Segundo uma fonte da equipe econômica, há defensores até mesmo do uso das reservas internacionais e de dinheiro público nessas operações. Alguns "balões de ensaio" nesse sentido já foram lançados, mas a adoção dessas medidas é muito improvável.
A meta é evitar que essas grandes companhias – a maioria delas envolvida na Operação Lava-Jato, que apura denúncias de corrupção na Petrobras – fiquem inadimplentes.
Risco bancário
A consequência seria uma "minicrise bancária", como definiu um integrante do governo ao se referir ao risco de insolvência de instituições financeiras de médio porte.
– Na hora em que uma empresa desse tamanho ficar inadimplente ou entrar em recuperação judicial, pode procurar a lista de credores e ver os bancos médios. Com certeza terão sérios problemas – afirmou.

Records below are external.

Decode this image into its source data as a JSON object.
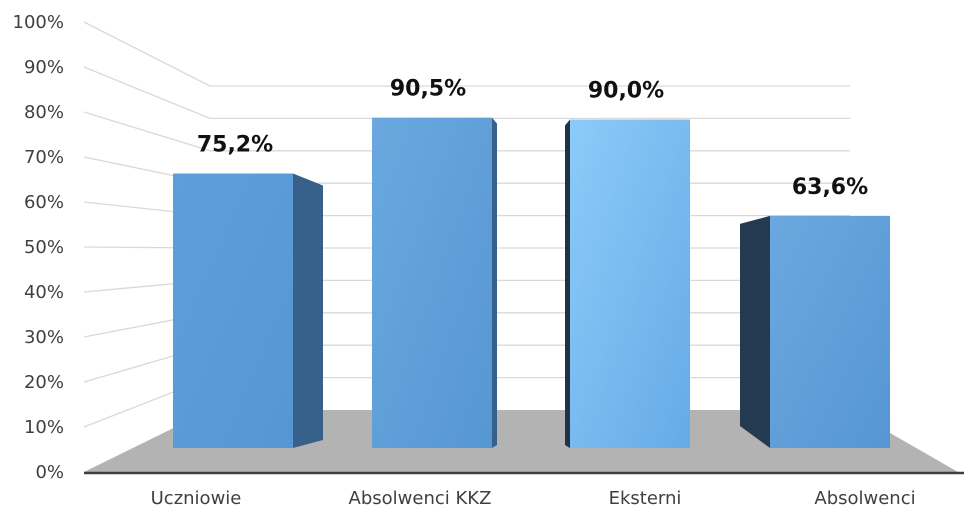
{
  "chart_data": {
    "type": "bar",
    "title": "",
    "xlabel": "",
    "ylabel": "",
    "style": "3d-columns",
    "categories": [
      "Uczniowie",
      "Absolwenci KKZ",
      "Eksterni",
      "Absolwenci"
    ],
    "values": [
      75.2,
      90.5,
      90.0,
      63.6
    ],
    "data_labels": [
      "75,2%",
      "90,5%",
      "90,0%",
      "63,6%"
    ],
    "ylim": [
      0,
      100
    ],
    "y_ticks": [
      0,
      10,
      20,
      30,
      40,
      50,
      60,
      70,
      80,
      90,
      100
    ],
    "y_tick_labels": [
      "0%",
      "10%",
      "20%",
      "30%",
      "40%",
      "50%",
      "60%",
      "70%",
      "80%",
      "90%",
      "100%"
    ],
    "grid": true,
    "legend": "none",
    "colors": {
      "bar_front": [
        "#5b9bd5",
        "#5b9bd5",
        "#7ec3f5",
        "#5b9bd5"
      ],
      "bar_side": [
        "#37618a",
        "#37618a",
        "#1f3347",
        "#243a50"
      ],
      "floor": "#b3b3b3",
      "wall": "#ffffff",
      "gridline": "#d9d9d9",
      "axis_line": "#404040"
    }
  }
}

Segundo ele, os cinco maiores bancos, que concentram 70% dos ativos do setor, não correm risco de quebrar. Mas enfrentariam problemas, porque precisariam "baixar" em seus balanços entre 50% e 70% dessas dívidas. Isso num momento em que não há folga de capital.

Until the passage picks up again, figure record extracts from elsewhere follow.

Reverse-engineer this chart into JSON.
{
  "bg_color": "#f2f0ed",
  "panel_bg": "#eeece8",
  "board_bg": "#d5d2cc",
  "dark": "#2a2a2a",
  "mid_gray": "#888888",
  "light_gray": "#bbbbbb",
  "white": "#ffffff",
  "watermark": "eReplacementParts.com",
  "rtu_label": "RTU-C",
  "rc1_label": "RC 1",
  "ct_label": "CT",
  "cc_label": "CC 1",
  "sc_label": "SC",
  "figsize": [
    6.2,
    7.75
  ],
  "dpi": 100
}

O Banco Central detectou aumento no volume de renegociações e de reestruturações de crédito ao longo do ano passado, principalmente a partir do segundo semestre. As operações se concentram mais nas empresas. Empréstimos pessoais são mais difíceis de serem renegociados.
Nessas operações, os bancos dão mais prazo para pagamento e chegam a reduzir as taxas fixadas nos empréstimos. Mas essa "personalização" é mais comum quando envolve grandes cifras. Financiamentos baixos, tomados por pequenas e médias empresas, seguem um padrão negociado na agência bancária. Por isso, a inadimplência vai bater primeiro e mais forte entre as pequenas. Preocupado com as consequências, o governo estuda medidas para tentar socorrer também esse segmento empresarial.

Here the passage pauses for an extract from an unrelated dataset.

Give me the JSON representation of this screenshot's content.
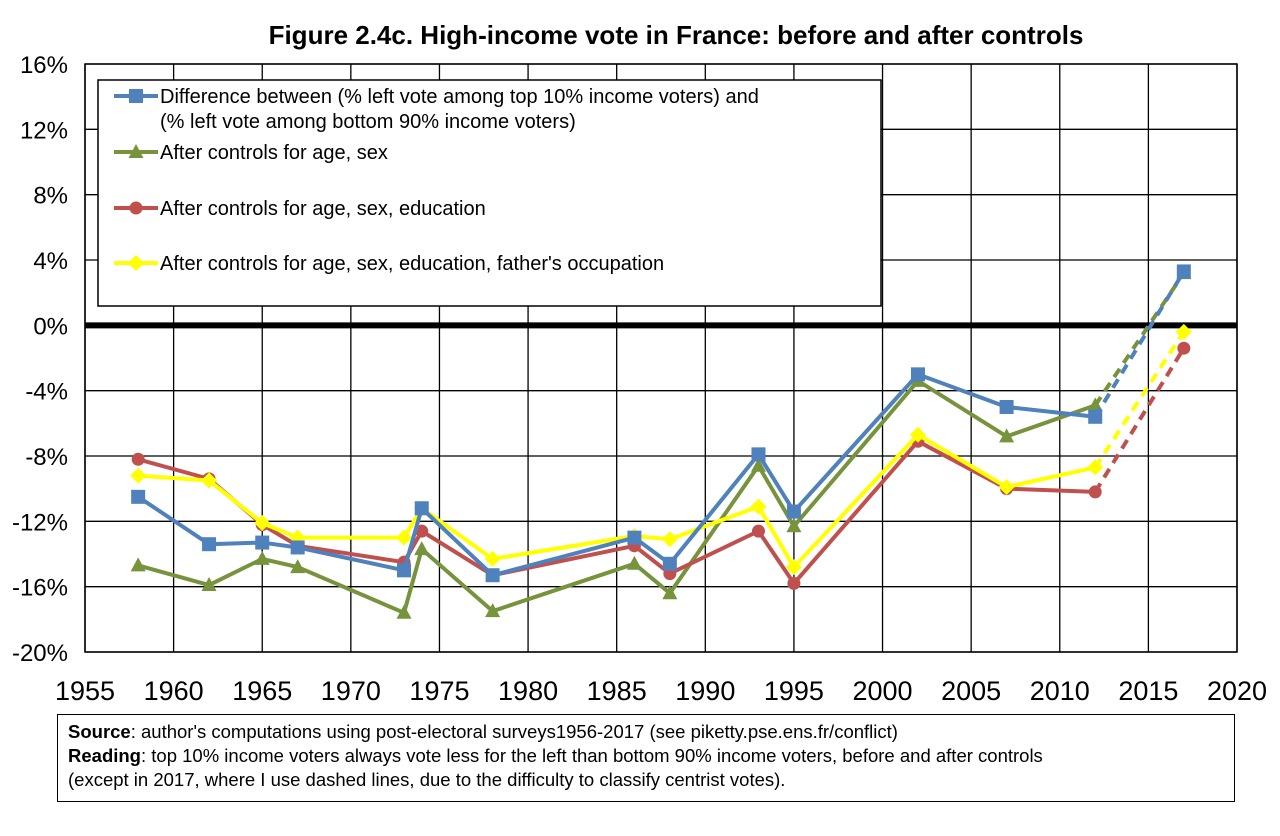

Mesmo nos financiamentos concedidos a grandes grupos empresariais, tais parâmetros de renegociação não são admitidos usualmente. Mas este é um momento que beira a exceção por conta da gravidade da crise econômica. Por isso, as instituições têm aceitado reduzir as margens de rentabilidade na recuperação do crédito para tentar compensar a redução na capacidade de pagamento dos tomadores.
Reestruturações
As reestruturações são um passo mais adiante, para casos mais críticos. Nessa etapa, os tomadores já contabilizam operações em atraso. O objetivo nesse tipo de acordo é a recuperação do principal do financiamento.
O volume de empréstimos em renegociação por famílias e empresas com os bancos fechou o ano passado em R$ 245 bilhões, 7,6% de toda a carteira de crédito. Em reestruturação, estavam R$ 61 bilhões, o equivalente a 1,9% do estoque de financiamentos e empréstimos.
Os bancos já começaram a aumentar as provisões (registros, de prováveis perdas) para fazer frente aos calotes, além do que a regulação exige.
– A inadimplência vem primeiro. A provisão é a consequência da inadimplência – diz o diretor de um grande banco.
Levantamento da consultoria Austin Asis mostra que as oito maiores instituições financeiras separaram R$ 157 bilhões – R$ 25 bilhões a mais do que eram obrigadas – para eventuais perdas.
– A preocupação nesse momento é evitar que uma quebradeira resulte em aumento ainda mais nocivo de provisões, o que pode afetar o capital dos bancos – diz Luis Miguel Santacreu, da Austin Asis.